Mr Raphael Pumpelly, known so widely for his work in China, suggested to the Carnegie Institution in 1902 that an examination of the Turkestan ruins might (1) reveal the birthplace of civilization, (2) show how changes in man's environment alter man himself, and (3) give a clue to recent geological time, which is now more or less told by guessing. Inasmuch as geological changes have occurred in central Asia since man has lived there, evidence may be discovered among the traces left by the earlier inhabitants which will tell how long these changes were in the making.

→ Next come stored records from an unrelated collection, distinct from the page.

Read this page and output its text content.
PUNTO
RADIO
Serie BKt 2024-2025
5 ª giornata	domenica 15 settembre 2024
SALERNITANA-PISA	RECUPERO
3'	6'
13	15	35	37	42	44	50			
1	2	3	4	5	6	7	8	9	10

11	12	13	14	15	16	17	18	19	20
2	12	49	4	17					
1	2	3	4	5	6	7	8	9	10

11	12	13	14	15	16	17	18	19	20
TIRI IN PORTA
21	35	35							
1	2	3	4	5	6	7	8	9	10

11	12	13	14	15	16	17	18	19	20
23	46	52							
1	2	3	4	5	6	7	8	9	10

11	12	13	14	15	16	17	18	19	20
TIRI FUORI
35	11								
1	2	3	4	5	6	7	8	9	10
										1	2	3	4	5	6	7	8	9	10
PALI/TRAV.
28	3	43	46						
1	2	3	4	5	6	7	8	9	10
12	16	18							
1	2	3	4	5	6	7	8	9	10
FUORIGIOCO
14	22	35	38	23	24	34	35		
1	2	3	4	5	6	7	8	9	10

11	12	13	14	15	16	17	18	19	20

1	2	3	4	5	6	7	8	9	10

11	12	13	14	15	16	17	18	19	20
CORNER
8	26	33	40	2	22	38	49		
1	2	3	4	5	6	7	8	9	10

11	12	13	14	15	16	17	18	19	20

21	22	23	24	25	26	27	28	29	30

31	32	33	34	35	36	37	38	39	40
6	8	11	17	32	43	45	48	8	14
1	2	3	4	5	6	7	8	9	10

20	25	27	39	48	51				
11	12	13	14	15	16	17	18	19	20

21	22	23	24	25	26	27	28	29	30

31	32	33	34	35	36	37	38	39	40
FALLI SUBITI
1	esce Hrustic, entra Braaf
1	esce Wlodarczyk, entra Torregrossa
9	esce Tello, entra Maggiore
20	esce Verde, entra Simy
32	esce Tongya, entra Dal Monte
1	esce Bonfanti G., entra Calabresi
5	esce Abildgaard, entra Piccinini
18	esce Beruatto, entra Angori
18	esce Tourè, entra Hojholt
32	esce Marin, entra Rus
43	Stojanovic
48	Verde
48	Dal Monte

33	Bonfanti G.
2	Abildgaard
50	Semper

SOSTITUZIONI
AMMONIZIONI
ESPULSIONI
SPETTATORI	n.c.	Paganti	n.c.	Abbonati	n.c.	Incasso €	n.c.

The Carnegie Institution gave Mr Pumpelly a grant sufficient to enable him to make an extended reconnaissance of Turkestan. Mr Pumpelly was accompanied by Prof. William M. Davis, of Harvard University, and Mr Ellsworth Huntington. The results have just been published in a special volume by the Carnegie Institution.[1] In view of the exceeding importance of the investigation, we make the following liberal quotations from Mr Pumpelly's report:

The investigation was proposed because (1) there is a school that still holds the belief that central Asia is the region in which the great civilizations of the Far East and of the West had their origin; and (2) because of the supposed occurrence in that region, in prehistoric times, of great changes of climate, resulting in the formation and recession of an extensive Asian Mediterranean, of which the Aral, Caspian, and Black seas are the principal remnants.

Paikent, a Sand-buried City
Paikent, a Sand-buried City

Paikent, a Sand-buried City

The ruins of Paikent represent the type of cities abandoned for lack of water and then buried by the progressive desert sands. Paikent was a great center of wealth and of commerce between China and the west and south till in the early centuries of our era. The recessions of the lower ends of the Zerafshan River brought its doom. Now only the citadel mound and the top of parts of its walls rise above the waves of the invading sands.

  1. Explorations in Turkestan, by Raphael Pumpelly, William M. Davis, and Ellsworth Huntington, with 174 illustrations and maps. Pp. 325, 9 x 12 inches. Washington, Carnegie Institution, 1905.